A espaçonave japonesa Hayabusa2 de retorno de amostras está prestes a fazer um dos sobrevoos mais próximos de um asteróide próximo à Terra no início de julho, como parte de sua campanha de missão estendida.
Hayabusa2 Lançado em dezembro de 2014 e teve um encontro com um asteroide Ryu Quatro anos depois. nave espacial Coletou as amostras e os entregou à Terra em 2020, completando seus objetivos principais. Mas a robusta nave espacial ainda tem planos ousados para fornecer dados científicos novos e emocionantes.
Embora a espaçonave tivesse que entrar brevemente, ela estava funcionando bem Segurança é um método seguro No ano passado, agora pronto para fazer um sobrevôo Asteróide Em 5 de julho, Torifun, Satoshi Tanaka da Agência Japonesa de Exploração Aeroespacial (Jaxá) disse em uma apresentação no Hayabusa2 durante a 35ª reunião do Grupo de Avaliação de Pequenos Corpos da NASA (SBAG) em 11 de junho.
Hayabusa2 passará de 1 a 10 quilômetros (0,62 a 6,2 milhas) de Toribune e usará seu conjunto de instrumentos para voar pelo asteróide de aproximadamente 450 metros de largura (1.476 pés) a 5,3 quilômetros por segundo (3,3 milhas por segundo).
“Este é um dos poucos encontros com asteróides já tentados por uma missão desta classe”, disse Tanaka. “Ao combinar técnicas avançadas de navegação e as capacidades de engenharia da Hayabusa2, tornamos possível um voo de apenas 1 quilómetro.”
Torifune recebeu originalmente a designação 2001 CC21 antes de receber o nome de uma divindade da mitologia japonesa.
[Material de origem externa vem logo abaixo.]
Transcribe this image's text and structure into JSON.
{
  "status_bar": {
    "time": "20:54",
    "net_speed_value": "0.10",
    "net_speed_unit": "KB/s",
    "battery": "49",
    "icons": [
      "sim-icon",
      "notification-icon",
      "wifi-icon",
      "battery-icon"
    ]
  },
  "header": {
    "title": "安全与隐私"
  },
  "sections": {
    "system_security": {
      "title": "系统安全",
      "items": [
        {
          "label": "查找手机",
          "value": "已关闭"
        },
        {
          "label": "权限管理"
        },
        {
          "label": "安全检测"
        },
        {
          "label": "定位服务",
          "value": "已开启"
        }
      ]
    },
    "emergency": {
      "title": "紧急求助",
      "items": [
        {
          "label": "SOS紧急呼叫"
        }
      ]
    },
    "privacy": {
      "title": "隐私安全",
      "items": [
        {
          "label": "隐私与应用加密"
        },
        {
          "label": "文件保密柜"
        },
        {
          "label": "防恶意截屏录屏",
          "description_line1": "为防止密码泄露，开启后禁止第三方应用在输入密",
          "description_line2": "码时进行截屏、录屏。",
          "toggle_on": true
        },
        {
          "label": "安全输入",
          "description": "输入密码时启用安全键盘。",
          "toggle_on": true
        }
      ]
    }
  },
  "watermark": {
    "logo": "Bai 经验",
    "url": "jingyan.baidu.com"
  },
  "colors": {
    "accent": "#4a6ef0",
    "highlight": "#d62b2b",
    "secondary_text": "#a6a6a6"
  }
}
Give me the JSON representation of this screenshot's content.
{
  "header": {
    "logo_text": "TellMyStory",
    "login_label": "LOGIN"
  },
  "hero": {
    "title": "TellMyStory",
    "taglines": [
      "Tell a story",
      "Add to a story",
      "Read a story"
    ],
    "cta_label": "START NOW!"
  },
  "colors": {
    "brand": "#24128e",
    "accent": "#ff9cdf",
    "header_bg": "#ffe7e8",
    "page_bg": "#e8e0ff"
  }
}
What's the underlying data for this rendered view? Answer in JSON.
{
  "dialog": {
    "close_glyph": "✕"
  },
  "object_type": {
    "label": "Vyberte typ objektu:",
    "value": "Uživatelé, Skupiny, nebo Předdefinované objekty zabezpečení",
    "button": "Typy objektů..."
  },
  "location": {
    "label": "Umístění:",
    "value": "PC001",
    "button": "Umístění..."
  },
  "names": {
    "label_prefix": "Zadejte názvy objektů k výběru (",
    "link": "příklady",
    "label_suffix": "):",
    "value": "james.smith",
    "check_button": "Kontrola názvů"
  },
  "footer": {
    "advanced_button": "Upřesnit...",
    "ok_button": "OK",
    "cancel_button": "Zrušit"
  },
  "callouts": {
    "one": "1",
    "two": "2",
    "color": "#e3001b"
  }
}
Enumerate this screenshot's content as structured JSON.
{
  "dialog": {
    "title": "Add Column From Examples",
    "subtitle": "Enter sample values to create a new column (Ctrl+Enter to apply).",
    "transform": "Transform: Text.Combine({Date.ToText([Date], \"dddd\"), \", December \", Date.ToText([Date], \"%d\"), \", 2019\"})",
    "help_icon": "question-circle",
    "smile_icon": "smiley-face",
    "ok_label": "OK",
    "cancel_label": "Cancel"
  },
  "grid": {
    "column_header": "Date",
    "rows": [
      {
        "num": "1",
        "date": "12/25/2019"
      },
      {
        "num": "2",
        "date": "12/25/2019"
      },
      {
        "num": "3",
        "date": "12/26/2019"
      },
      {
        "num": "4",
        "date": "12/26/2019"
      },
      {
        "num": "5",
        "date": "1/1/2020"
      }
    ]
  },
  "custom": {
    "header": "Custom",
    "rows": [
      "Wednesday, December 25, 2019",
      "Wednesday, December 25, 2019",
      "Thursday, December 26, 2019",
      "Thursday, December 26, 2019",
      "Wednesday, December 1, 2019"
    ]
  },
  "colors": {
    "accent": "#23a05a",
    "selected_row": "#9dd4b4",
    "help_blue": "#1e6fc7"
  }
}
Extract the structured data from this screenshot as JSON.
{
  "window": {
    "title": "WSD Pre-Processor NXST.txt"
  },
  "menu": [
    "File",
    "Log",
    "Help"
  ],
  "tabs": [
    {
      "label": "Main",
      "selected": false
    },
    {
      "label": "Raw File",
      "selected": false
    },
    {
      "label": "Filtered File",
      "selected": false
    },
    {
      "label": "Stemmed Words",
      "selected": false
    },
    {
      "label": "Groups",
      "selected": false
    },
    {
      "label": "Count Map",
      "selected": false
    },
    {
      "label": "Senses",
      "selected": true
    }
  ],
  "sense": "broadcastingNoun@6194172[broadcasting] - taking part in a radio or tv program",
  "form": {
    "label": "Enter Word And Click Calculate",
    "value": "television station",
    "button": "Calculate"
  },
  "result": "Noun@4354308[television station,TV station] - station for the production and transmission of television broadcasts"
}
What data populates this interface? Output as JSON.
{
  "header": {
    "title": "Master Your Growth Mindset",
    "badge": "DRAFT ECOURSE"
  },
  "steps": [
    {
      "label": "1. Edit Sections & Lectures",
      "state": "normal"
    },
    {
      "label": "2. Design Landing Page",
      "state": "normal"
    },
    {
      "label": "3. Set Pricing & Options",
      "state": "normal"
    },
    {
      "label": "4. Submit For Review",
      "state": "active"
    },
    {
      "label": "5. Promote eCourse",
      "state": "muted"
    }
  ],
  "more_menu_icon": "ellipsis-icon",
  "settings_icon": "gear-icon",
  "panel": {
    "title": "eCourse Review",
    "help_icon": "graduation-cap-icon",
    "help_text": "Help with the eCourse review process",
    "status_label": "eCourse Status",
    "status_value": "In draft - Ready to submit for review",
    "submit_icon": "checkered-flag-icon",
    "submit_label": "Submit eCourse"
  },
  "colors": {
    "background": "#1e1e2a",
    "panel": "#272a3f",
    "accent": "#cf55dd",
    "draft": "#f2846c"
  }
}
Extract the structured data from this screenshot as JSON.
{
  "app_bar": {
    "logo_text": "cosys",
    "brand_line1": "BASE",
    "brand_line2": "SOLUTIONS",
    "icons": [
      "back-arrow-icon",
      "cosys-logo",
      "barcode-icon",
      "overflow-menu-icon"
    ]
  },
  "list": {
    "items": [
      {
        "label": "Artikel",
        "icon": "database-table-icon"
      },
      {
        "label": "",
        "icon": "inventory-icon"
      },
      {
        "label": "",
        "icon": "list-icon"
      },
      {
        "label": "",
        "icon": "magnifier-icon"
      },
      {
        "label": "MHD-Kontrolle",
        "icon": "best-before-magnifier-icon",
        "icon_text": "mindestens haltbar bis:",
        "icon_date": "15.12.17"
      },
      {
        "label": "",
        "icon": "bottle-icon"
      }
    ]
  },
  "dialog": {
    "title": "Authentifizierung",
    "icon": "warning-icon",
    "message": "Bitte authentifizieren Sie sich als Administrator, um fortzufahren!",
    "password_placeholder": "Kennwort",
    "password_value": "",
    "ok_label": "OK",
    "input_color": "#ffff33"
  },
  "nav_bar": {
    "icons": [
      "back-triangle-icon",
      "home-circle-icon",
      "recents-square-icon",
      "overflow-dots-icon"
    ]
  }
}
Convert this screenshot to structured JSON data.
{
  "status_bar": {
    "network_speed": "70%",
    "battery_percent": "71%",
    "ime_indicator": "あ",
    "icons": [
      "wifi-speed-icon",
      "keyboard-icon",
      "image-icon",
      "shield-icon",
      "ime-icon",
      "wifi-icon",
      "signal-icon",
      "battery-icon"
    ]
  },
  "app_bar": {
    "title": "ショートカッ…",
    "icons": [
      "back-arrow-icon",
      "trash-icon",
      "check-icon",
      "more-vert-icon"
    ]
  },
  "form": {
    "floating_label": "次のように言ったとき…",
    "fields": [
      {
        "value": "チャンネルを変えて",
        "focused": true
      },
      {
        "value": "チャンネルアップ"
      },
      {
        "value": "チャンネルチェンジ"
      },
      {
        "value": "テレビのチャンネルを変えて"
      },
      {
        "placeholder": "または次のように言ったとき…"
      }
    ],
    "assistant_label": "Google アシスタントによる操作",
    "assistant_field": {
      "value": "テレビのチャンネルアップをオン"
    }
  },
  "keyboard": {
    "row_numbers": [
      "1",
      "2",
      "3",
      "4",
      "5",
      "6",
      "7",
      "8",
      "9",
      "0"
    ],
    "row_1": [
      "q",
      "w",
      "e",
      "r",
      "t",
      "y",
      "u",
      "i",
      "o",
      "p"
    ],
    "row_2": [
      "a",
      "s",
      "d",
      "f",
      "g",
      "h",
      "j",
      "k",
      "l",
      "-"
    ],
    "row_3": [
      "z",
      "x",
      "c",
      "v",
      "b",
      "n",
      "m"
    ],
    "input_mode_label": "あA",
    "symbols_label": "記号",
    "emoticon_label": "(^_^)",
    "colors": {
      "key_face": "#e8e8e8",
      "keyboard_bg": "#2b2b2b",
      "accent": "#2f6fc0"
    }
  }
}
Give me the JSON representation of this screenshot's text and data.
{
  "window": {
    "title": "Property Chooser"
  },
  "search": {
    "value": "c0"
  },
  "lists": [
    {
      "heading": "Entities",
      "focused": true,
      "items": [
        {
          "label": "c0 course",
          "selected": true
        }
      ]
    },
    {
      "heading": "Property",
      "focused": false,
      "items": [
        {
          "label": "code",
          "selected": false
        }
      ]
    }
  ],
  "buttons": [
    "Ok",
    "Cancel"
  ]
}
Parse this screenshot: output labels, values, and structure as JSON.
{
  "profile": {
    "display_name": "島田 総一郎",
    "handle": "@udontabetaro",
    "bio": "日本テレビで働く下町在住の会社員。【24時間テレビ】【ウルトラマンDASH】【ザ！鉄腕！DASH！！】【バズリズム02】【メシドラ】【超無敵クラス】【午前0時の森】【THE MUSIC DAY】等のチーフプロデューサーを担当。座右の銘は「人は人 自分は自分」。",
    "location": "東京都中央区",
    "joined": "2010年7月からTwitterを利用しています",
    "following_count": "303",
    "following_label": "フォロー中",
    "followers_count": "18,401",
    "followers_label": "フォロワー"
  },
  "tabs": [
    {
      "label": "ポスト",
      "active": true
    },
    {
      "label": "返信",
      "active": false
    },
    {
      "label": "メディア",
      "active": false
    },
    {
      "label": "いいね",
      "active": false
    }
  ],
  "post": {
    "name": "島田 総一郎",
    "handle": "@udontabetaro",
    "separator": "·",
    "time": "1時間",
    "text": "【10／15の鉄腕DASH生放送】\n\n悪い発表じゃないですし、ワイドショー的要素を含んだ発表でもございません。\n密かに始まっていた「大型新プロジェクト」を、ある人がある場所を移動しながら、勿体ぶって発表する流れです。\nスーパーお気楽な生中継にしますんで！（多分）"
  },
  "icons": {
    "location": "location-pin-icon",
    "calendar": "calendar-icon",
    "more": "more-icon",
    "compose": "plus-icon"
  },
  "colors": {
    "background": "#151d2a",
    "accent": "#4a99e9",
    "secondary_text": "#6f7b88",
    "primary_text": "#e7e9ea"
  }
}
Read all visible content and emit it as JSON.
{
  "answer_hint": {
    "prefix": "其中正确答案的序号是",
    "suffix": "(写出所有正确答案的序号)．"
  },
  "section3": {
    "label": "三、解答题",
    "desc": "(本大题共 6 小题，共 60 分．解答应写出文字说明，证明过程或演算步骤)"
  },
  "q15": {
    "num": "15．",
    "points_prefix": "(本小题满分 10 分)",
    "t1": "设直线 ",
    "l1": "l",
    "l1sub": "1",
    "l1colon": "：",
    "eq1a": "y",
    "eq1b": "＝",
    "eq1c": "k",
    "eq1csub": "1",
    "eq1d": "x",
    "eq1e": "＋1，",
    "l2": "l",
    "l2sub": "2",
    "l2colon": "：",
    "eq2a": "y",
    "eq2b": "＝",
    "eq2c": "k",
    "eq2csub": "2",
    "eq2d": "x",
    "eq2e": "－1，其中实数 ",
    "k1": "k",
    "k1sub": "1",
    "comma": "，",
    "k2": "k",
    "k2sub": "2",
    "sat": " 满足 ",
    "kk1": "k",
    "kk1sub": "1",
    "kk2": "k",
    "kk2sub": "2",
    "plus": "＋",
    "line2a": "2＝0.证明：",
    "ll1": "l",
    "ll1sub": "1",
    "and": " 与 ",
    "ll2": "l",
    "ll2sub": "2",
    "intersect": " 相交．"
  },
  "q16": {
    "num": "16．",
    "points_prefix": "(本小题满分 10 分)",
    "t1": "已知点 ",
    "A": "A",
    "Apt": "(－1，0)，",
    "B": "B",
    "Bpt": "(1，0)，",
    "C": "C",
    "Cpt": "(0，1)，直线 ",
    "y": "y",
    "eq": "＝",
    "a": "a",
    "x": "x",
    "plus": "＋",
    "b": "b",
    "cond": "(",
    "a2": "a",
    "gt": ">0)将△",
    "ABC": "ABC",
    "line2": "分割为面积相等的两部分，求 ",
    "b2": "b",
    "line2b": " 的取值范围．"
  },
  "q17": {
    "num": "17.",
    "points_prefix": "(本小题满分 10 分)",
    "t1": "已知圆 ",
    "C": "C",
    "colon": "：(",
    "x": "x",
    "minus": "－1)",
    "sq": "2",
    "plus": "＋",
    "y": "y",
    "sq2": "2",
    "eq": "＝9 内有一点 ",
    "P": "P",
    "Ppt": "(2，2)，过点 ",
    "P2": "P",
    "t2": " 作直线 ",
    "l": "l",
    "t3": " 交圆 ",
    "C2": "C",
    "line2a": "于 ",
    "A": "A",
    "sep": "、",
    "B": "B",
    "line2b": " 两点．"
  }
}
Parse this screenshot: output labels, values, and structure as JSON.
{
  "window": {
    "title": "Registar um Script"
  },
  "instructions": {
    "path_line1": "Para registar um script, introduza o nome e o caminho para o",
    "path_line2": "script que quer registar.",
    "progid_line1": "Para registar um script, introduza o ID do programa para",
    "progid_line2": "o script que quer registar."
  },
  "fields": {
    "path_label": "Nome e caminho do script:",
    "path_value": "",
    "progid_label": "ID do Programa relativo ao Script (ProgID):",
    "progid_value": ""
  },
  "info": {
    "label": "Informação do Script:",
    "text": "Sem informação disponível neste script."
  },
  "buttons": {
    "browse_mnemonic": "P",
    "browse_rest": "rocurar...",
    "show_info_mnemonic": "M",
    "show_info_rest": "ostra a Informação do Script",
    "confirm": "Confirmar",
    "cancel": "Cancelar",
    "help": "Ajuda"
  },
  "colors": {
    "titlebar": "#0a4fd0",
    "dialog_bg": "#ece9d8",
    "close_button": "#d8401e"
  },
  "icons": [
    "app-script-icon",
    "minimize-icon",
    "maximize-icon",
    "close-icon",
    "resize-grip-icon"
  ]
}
Tanaka diz que o asteróide é um pouco semelhante Itogawa – Gol do Japão A primeira missão Hayabusa – mas muito pouco se sabe sobre o Torifune, acrescentando incerteza a este âmbito alargado da missão.
“É uma operação ainda mais perigosa porque não a planearam”, disse Patrick Michael, investigador principal da Agência Espacial Europeia. Missão do Asteróide Hera e parte da equipe científica Hayabusa2, disse Espaço.com. “A segunda coisa é que temos muita incerteza sobre o tamanho do objeto”, acrescentou, acrescentando que as dimensões do asteroide são desconhecidas.
Um asteróide, por exemplo, poderia ser um binário em interação, no qual dois corpos separados se uniram em baixa velocidade, segundo Michael. Pequenos corpos binários de interação conhecidos incluem material do cinturão de Kuiper ArrogothImagem da NASA Novos horizontesE o cometa 67P/ Churyumov-Gerasimenkoum “Pato de borracha“Quando as ESAs visitaram Roseta nave espacial.
“Vamos descobrir como é. Cada vez que vemos um novo asteróide, ficamos surpresos”, disse Michael. “Vamos encontrar outro animal para colocar no zoológico de meteoritos.”
A velocidade extremamente alta do sobrevôo significa pouco tempo para coletar imagens e outros dados sobre o asteróide, mas o encontro rápido fornecerá um teste útil. Proteção planetáriaalém de contribuir para a ciência planetária.
O sobrevôo será um teste útil de um conceito de reconhecimento rápido que pode ser usado para determinar as propriedades físicas de um asteroide, usando técnicas avançadas de navegação para guiar e controlar a espaçonave. Como a NASA demonstrou, essa inteligência pode fornecer informações vitais antes de interceptar um asteróide ameaçador com impacto cinético. Tarefa DART Em 2022.
Tanaka disse que Hayabusa2 estava ocupada durante sua fase de voo espacial profundo. Luz do Zodíaco E ExtraterrestresE o sobrevôo de Torifune, esperançosamente, não será seu ato final. O objetivo final da missão estendida Hayabusa2 é visitar o asteroide menor 1998 KY26 em 2031, o menor asteroide já visitado. Até a nave espacial pode Tentativa de pousar Num mundo menor, tem apenas 11 metros (36 pés) de largura.